Quantitative calibration of a TWPA applied to an optomechanical platform

TL;DR

This paper presents a detailed calibration of a Traveling Wave Parametric Amplifier (TWPA) in an optomechanical system, accounting for power-dependent absorption effects to enable precise quantum measurements of mechanical motion at millikelvin temperatures.

Contribution

It introduces a method to quantitatively calibrate TWPAs in optomechanical setups, including modeling TLS effects for accurate signal strength estimation.

Findings

Power-dependent TLS absorption affects TWPA calibration.

Calibration accuracy is within ±20% for phonon population measurements.

The method enables reliable quantum-limited detection in optomechanics.

Abstract

In the last decade, the microwave quantum electronics toolbox has been enriched with quantum-limited detection devices such as Traveling Wave Parametric Amplifiers (TWPAs). The extreme sensitivity they provide is not only mandatory for some physics applications within quantum information processing, but is also the key element that will determine the detection limit of quantum sensing setups. In the framework of microwave optomechanical systems, an unprecedented range of small motions and forces is accessible, for which a specific quantitative calibration becomes necessary. We report on near quantum-limited measurements performed with an aluminum drumhead mechanical device within the temperature range 4 mK - 400 mK. The whole setup is carefully calibrated, especially taking into account the power-dependence of microwave absorption in the superconducting optomechanical cavity. This effect is commonly attributed to Two-Level-Systems (TLSs) present in the metal oxide. We demonstrate that a similar feature exists in the TWPA, and can be phenomenologically fit with adapted expressions.
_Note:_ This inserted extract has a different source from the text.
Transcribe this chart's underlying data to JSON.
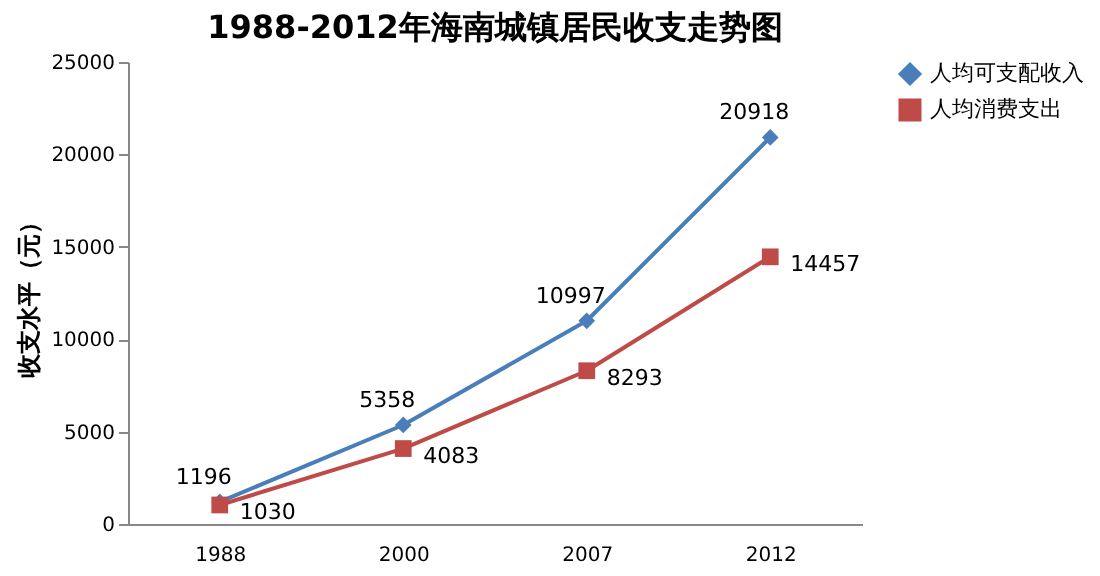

If not taken into account, the error on the signal strength can be as large as a factor of about 2, which is unacceptable for quantitative experiments. The power and temperature dependence is studied over the full parameter range, leading to an absolute definition of phonon population (i.e. Brownian motion amplitude), with an uncertainty +- 20 % limited by sources of noise internal to the optomechanical element.